Auch in der Region weicht immer mehr Natur großflächigen Bauvorhaben

Ein Kommentar von Stephan Gilliar

Schaffe, Schaffe, Häusle baue… – eine uralte, schwäbische Maxime und doch auch noch heute ein knüppelharter Fakt. In Baden-Württemberg baut man gerne und viel. Bereits vor zwei Jahren hat der BUND vor dem um sich greifenden Flächenverbrauch im Ländle gewarnt und dies mit harten Zahlen untermauert. Etwa 4,8 Hektar Fläche wurden demnach im Jahr 2019 überbaut, im ganzen Jahr entsprach dies – alleine in Baden-Württemberg – einer Grundfläche von etwa 2500 Fußballfeldern.

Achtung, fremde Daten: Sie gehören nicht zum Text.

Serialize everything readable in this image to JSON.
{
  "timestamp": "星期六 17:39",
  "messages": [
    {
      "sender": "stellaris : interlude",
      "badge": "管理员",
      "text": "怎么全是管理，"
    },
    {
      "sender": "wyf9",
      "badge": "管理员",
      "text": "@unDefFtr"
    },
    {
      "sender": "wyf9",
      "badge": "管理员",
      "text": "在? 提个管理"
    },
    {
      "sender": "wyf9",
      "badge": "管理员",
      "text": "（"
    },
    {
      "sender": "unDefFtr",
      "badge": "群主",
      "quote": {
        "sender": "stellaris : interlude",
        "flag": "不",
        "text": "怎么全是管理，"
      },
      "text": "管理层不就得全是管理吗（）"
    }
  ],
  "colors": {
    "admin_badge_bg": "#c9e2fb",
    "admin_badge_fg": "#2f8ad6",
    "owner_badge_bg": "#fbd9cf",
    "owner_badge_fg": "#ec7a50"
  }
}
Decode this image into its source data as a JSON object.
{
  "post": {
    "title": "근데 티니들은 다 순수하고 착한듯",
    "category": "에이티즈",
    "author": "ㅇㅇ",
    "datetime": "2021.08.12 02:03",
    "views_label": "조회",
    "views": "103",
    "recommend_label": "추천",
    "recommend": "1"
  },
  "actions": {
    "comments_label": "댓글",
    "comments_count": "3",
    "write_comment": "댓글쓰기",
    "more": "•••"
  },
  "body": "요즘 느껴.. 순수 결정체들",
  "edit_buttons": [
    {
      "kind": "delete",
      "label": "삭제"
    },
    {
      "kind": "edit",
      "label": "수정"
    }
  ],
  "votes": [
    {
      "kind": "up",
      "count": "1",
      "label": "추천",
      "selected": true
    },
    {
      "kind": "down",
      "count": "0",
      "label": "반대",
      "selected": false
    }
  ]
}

Jetzt könnte man sagen, ist doch prima, wenn die Wirtschaft schnurrt, schließlich steht fleißiges Bauen doch symptomatisch für deren Gesundheit. Das mag zwar sein, doch bedauerlicherweise geht der Bauboom zu Lasten von Natur und Umwelt, infolge auch zu Lasten des Klimas und in weiterer Folge zu unser aller Lasten. Der Grund dafür ist schnell benannt: Auf bebauter Fläche wächst nichts mehr, für die Natur ist es toter, verlorener Raum und hinzu kommt, dass sich durch die Versiegelung des Bodens Hitze sammelt und Regenwasser nicht mehr in das Erdreich eindringen kann. Welche Auswirkungen diese Umstände haben können, konnten wir bereits in den letzten Jahren immer wieder erleben: Starkregenereignisse haben Unmengen von Wasser durch unsere Orte und Städte getrieben.

Diese Effekte dürften wir in Zukunft noch häufiger beobachten, dann bedauerlicherweise nimmt der Flächenverbrauch in Baden-Württemberg weiter zu. Wie das Statistische Landesamt kürzlich mitteilte, wurde im vergangenen Jahr die Fläche von weit über 3200 Fußballfeldern verbraucht, ein deutliches Plus gegenüber 2019. Das ist in Sachen Umweltschutz völlig inakzeptabel, ebenso aber auch aus politischer Sicht. Denn eigentlich hat die Landesregierung als eines ihrer Ziele im Koalitionsvertrag den Neto-Null-Verbrauch ausgerufen. Also nicht weniger als den Flächenverbrauch auf Null zu reduzieren. Netto deshalb, weil selbstverständlich weiterhin gebaut würde, die versiegelten Flächen aber auch durch die Entsiegelung anderer Flächen kompensiert werden sollen.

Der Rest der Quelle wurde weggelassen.